Note: this is a "stacked" call.


 setNewlineSignificant(true); // newlines are significant - stack is 1 setNewlineSignificant(true); // newlines
 are significant - stack is 2 setNewlineSignificant(false); // newlines are still significant - stack is 1
 setNewlineSignificant(false); // newlines are no more significant again - stack is 0

 
Parameters:
val - true if newline characters must be significant, false if they must be collapsed according to HTML rules.

getTagCode

protected int getTagCode(byte[] b,
                         int offset,
                         int count)
Method to compute the tag code identifying a tag name.

This is the value which is passed to ContentHandler's for reporting a tag name.  Derived class may override it.

Parameters:
b - byte array containing the bytes to be hashed
offset - position of the first byte in the array
count - number of bytes to be hashed
Returns:
the corresponding hash code

foundStartTagName

public void foundStartTagName(byte[] buffer,
                              int offset,
                              int count)
Description copied from class: XmlTokenizer
Method called when a start-tag has been found.

Derived class may override this method.

Overrides:
foundStartTagName in class XmlTokenizer
Tags copied from class: XmlTokenizer
Parameters:
input - byte array containing the name of the tag that started
offset - position of the first character of the tag name in the array
count - number of bytes the tag name is made of

foundEndTagName

public void foundEndTagName(byte[] buffer,
                            int offset,
                            int count)
Description copied from class: XmlTokenizer
Method called when an end-tag has been found.

Derived class may override this method.

Overrides:
foundEndTagName in class XmlTokenizer
Tags copied from class: XmlTokenizer
Parameters:
input - byte array containing the name of the tag that ended
offset - position of the first character of the tag name in the array
count - number of bytes the tag name is made of

foundEndEmptyTag

public final void foundEndEmptyTag()
Description copied from class: XmlTokenizer
Method called when an empty-tag has been found.

This method is called just after all events related to the starting tag have been reported.
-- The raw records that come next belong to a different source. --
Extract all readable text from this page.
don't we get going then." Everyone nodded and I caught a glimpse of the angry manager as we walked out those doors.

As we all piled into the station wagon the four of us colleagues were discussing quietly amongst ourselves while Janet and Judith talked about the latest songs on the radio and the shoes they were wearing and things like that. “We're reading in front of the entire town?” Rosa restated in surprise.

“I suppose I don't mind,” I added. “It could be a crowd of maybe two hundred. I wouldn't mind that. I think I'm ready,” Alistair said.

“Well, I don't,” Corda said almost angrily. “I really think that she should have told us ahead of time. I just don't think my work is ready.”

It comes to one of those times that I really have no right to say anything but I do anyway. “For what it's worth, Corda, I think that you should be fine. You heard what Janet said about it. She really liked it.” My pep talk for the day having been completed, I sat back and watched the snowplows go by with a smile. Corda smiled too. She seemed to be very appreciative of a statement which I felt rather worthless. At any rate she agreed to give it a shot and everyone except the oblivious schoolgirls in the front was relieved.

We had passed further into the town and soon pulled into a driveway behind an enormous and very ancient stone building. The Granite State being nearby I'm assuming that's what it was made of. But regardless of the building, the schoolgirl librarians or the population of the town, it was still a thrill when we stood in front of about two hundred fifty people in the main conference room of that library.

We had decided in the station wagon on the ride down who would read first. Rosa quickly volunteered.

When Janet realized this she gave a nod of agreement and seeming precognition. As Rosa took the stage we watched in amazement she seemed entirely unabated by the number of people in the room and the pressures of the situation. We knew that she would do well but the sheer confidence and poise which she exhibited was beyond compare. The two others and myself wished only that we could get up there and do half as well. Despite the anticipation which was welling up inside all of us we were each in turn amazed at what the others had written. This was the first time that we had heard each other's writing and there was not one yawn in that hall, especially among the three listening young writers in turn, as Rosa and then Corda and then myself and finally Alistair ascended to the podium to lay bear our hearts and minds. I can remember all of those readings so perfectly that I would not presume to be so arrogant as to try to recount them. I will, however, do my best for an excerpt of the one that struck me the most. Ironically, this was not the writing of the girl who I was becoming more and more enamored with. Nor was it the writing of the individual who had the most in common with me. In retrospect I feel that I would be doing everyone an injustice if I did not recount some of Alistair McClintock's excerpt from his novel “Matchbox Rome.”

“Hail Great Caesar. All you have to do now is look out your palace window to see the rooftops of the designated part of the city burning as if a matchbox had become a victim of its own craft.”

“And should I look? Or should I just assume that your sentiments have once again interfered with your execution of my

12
The implied tagName is the one of the starting tag (e.g.: the most recently reported start-tag.)

Derived class may override this method.

 Example:
    generates:
   - foundStartTagName("FOO");
   - foundAttributeName("A");
   - foundAttributeValue("B");
   - foundEndEmptyTag();
 
Overrides:
foundEndEmptyTag in class XmlTokenizer

foundCharacterData

public final void foundCharacterData(byte[] buffer,
                                     int offset,
                                     int count)
Description copied from class: XmlTokenizer
Method called when character data content has been found.

Derived class may override this method.

Overrides:
foundCharacterData in class XmlTokenizer
Tags copied from class: XmlTokenizer
Parameters:
input - byte array containing the character data that was found
offset - position of the first character data in the array
count - number of bytes the character data content is made of

foundCharacter

public final void foundCharacter(char charFound)
Description copied from class: XmlTokenizer
Method called when a character has been found in contents, this character resulting from a character reference resolution.

Derived class may override this method.

Overrides:
foundCharacter in class XmlTokenizer
Tags copied from class: XmlTokenizer
Parameters:
charFound - resolved character - if the character is invalid, this value is set to '\uffff', which is not a Unicode character.
See Also:
XmlTokenizer.foundReference(byte[],int,int)

foundAttributeName

public final void foundAttributeName(byte[] buffer,
                                     int offset,
                                     int count)
Description copied from class: XmlTokenizer
Method called when an attribute name has been found.

Derived class may override this method.

Overrides:
foundAttributeName in class XmlTokenizer
Tags copied from class: XmlTokenizer
Parameters:
input - byte array containing the attribute name
offset - position of the first character of the attribute name in the array
count - number of bytes the attribute name is made of

foundAttributeValue

public final void foundAttributeValue(byte[] buffer,
                                      int offset,
                                      int count,
                                      byte dlm)
Description copied from class: XmlTokenizer
Method called when an attribute value has been found.

Derived class may override this method.

Overrides:
foundAttributeValue in class XmlTokenizer
Tags copied from class: XmlTokenizer
Parameters:
input - byte array containing the attribute value
offset - position of the first character of the attribute value in the array
count - number of bytes the attribute value is made of
dlm - delimiter that started the attribute value (' or "). '\0' if none

foundComment

public final void foundComment(byte[] buffer,
                               int offset,
                               int count)
Description copied from class: XmlTokenizer
Method called when a comment has been found.

Derived class may override this method.

Overrides:
foundComment in class XmlTokenizer
Tags copied from class: XmlTokenizer
Parameters:
input - byte array containing the comment (without the <!-- and --> delimiters)
offset - position of the first character of the comment in the array
count - number of bytes the comment is made of

foundEndOfInput

public final void foundEndOfInput(int count)
Description copied from class: XmlTokenizer
Method called when the end of the input was found, and tokenization is about to end.

Derived class may override this method.

Overrides:
foundEndOfInput in class XmlTokenizer
Tags copied from class: XmlTokenizer
Parameters:
count - count of bytes parsed